Examples where the annotators disagree can be treated in multiple ways, depending on what is more appropriate for the specific problem.
a) Add a “not sure” class: map to the “not sure” class all examples without 100% consensus
b) Add a weight < 1: For all examples without 100% consensus select the majority class among the annotated ones (a random one if there is no majority) and add a weight to the example equal to n_selected_class_votes / n_total_votes.

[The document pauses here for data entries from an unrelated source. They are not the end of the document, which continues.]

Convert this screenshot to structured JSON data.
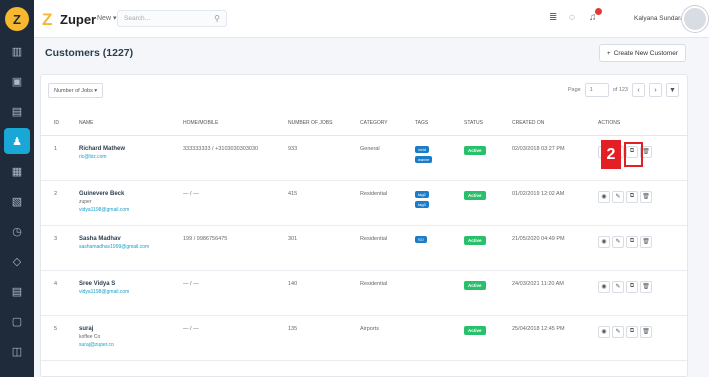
{
  "brand": {
    "name": "Zuper",
    "logo_icon": "zuper-logo-icon"
  },
  "topbar": {
    "new_label": "New ▾",
    "search_placeholder": "Search...",
    "user_name": "Kalyana Sundaram S ▾"
  },
  "sidebar": {
    "items": [
      {
        "name": "dashboard-icon",
        "glyph": "▥"
      },
      {
        "name": "calendar-icon",
        "glyph": "▣"
      },
      {
        "name": "jobs-icon",
        "glyph": "▤"
      },
      {
        "name": "customers-icon",
        "glyph": "♟",
        "active": true
      },
      {
        "name": "invoice-icon",
        "glyph": "▦"
      },
      {
        "name": "inventory-icon",
        "glyph": "▧"
      },
      {
        "name": "timesheet-icon",
        "glyph": "◷"
      },
      {
        "name": "tags-icon",
        "glyph": "◇"
      },
      {
        "name": "reports-icon",
        "glyph": "▤"
      },
      {
        "name": "assets-icon",
        "glyph": "▢"
      },
      {
        "name": "settings-icon",
        "glyph": "◫"
      }
    ]
  },
  "page": {
    "title": "Customers (1227)",
    "create_button": "Create New Customer",
    "filter_label": "Number of Jobs ▾",
    "pager": {
      "page_label": "Page",
      "page_value": "1",
      "of_label": "of 123"
    }
  },
  "table": {
    "headers": [
      "ID",
      "NAME",
      "HOME/MOBILE",
      "NUMBER OF JOBS",
      "CATEGORY",
      "TAGS",
      "STATUS",
      "CREATED ON",
      "ACTIONS"
    ],
    "rows": [
      {
        "id": "1",
        "name": "Richard Mathew",
        "line2": "",
        "email": "ric@biz.com",
        "phone": "333333333 / +3103030303030",
        "jobs": "933",
        "category": "General",
        "tags": [
          "vivid",
          "wavve"
        ],
        "status": "Active",
        "created": "02/03/2018 03:27 PM"
      },
      {
        "id": "2",
        "name": "Guinevere Beck",
        "line2": "zuper",
        "email": "vidya1198@gmail.com",
        "phone": "— / —",
        "jobs": "415",
        "category": "Residential",
        "tags": [
          "tag2",
          "tag3"
        ],
        "status": "Active",
        "created": "01/02/2019 12:02 AM"
      },
      {
        "id": "3",
        "name": "Sasha Madhav",
        "line2": "",
        "email": "sashamadhav1999@gmail.com",
        "phone": "199 / 9986756475",
        "jobs": "301",
        "category": "Residential",
        "tags": [
          "SO"
        ],
        "status": "Active",
        "created": "21/05/2020 04:49 PM"
      },
      {
        "id": "4",
        "name": "Sree Vidya S",
        "line2": "",
        "email": "vidya1198@gmail.com",
        "phone": "— / —",
        "jobs": "140",
        "category": "Residential",
        "tags": [],
        "status": "Active",
        "created": "24/03/2021 11:20 AM"
      },
      {
        "id": "5",
        "name": "suraj",
        "line2": "koffee Co",
        "email": "suraj@zuper.co",
        "phone": "— / —",
        "jobs": "135",
        "category": "Airports",
        "tags": [],
        "status": "Active",
        "created": "25/04/2018 12:45 PM"
      }
    ]
  },
  "annotation": {
    "label": "2"
  },
  "colors": {
    "accent": "#19a7d6",
    "sidebar": "#1f2a3a",
    "active_status": "#29c06b",
    "tag": "#1c7cc7",
    "annotation": "#e31e24"
  }
}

This approach will penalize the more uncertain examples in the aggregated performance.
c) Discard the ambiguous examples: For some use cases it might make sense to simply remove all the examples where there is no 100% agreement.
4. Quality Review
Same as in the basic protocol.
How to develop a judge-LLM
Once the golden dataset is ready, you can develop the judge-LLM. Note that you can already do this step once the sample dataset from the pilot annotation is ready (with ~50 samples) to create a first version of the judge-LLM and score a few examples to identify any early issues. However for proper evaluation and tuning of the judge-LLM you need a large dataset of 500–1000 examples. In this article we share how to create a prompt-based judge-LLM for simplicity. You can always fine-tune a judge-LLM but this won’t be covered here. To develop the judge-LLM you follow the iterative process detailed below, which is the standard process for manual prompt engineering.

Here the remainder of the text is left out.